Turkish is a gender-neutral language, and in translation from English to Turkish, the gendered pronouns were lost. Translating back to English required the AI-based translation algorithm to analyse and associate a gender with the type of role being described. The data that is used to teach the AI has strong gender stereotypes. The AI therefore decided it must be HE who is president, driving a truck or a leader, and it must be a SHE who is cooking and is a nurse.
The question is, where is this gender-biased data coming from?
AI algorithms are software that is written to learn and create associations in large amounts of existing data. The algorithms’ decisions are as good as the data they utilise for training and understanding. If an algorithm is given a larger amount of text or pictures depicting women doing chores at home and men doing work outside the home, it will increase the statistical probability of these associations and will learn to use them for its future decision-making processing.
The field of computing has always been male-dominated, and the learning data sets for AI are created by the majority of male computer scientists who lack a feminist point of view. The data sets have been proven to have both conscious and unconscious gender biases, and to be biased in how they are collected – namely, by acquiring what is cheap and easily available.
Social media provides a conveniently available and cheap source of data for training AI, especially in social science research. Twitter and Facebook have been used extensively in monitoring the social trends and sentiments of people around the globe. Twitter has around 330 million monthly active users, with 500 million tweets being sent per day.
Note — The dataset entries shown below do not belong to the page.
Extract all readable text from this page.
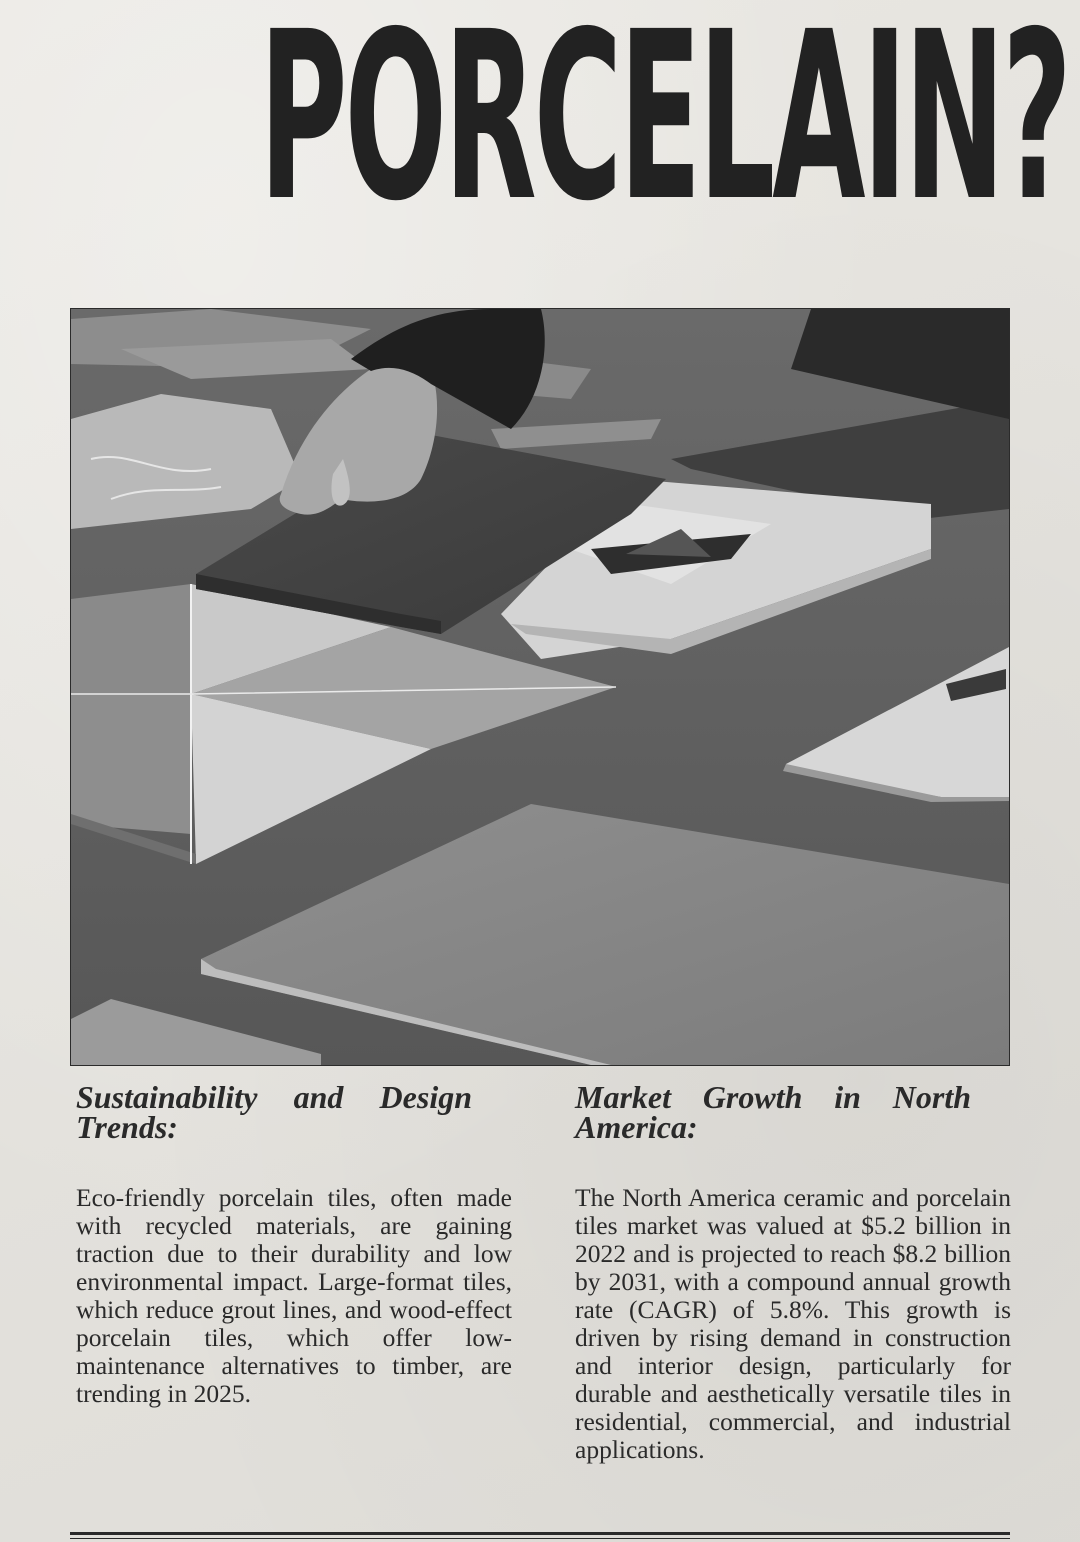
PORCELAIN?
Sustainability and Design Trends:

Eco-friendly porcelain tiles, often made with recycled materials, are gaining traction due to their durability and low environmental impact. Large-format tiles, which reduce grout lines, and wood-effect porcelain tiles, which offer low-maintenance alternatives to timber, are trending in 2025.

Market Growth in North America:

The North America ceramic and porcelain tiles market was valued at $5.2 billion in 2022 and is projected to reach $8.2 billion by 2031, with a compound annual growth rate (CAGR) of 5.8%. This growth is driven by rising demand in construction and interior design, particularly for durable and aesthetically versatile tiles in residential, commercial, and industrial applications.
The accessibility and volume of that data has led to a lot of research using tweets as training data sets for AI algorithms to learn social trends.
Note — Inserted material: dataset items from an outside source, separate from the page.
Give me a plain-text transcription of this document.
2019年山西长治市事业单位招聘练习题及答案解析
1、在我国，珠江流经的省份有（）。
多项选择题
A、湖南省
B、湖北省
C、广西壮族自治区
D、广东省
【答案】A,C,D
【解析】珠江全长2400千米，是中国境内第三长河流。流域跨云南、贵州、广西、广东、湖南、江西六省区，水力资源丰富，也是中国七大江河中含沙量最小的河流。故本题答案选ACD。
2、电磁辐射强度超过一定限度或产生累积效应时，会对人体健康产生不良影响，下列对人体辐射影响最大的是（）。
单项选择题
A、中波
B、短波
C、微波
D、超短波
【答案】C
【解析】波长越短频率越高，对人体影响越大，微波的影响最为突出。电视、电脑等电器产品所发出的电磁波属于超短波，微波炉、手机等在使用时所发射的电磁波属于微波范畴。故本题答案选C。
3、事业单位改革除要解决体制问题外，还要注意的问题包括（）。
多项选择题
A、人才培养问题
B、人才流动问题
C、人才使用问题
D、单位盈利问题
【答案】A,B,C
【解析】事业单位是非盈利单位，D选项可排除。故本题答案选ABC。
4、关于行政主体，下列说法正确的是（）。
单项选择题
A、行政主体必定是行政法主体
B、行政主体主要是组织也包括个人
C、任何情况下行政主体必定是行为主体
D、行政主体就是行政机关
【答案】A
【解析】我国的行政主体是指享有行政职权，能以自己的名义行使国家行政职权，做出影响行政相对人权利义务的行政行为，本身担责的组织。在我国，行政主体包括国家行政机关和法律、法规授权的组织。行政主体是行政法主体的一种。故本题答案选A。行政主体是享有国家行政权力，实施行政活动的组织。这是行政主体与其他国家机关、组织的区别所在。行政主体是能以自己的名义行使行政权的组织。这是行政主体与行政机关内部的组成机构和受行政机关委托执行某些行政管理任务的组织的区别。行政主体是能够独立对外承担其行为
The repercussions of gender-biased AI
Online hate speech has escalated the war on gender equality in cyber space. The amount of hateful content posted on social media against female public figures is far worse than that targeted at their male counterparts. This content provides a pattern of gender-based hate and stereotypes for AI to learn from.
We carried out research which tracked tweets associated with the names of five male and five female leaders on 27 January 2018. We found that, overall, more negative sentiments were expressed on that day against the female leaders compared to the male leaders. Male Twitter users, on average, also tweeted about the leaders more than female users.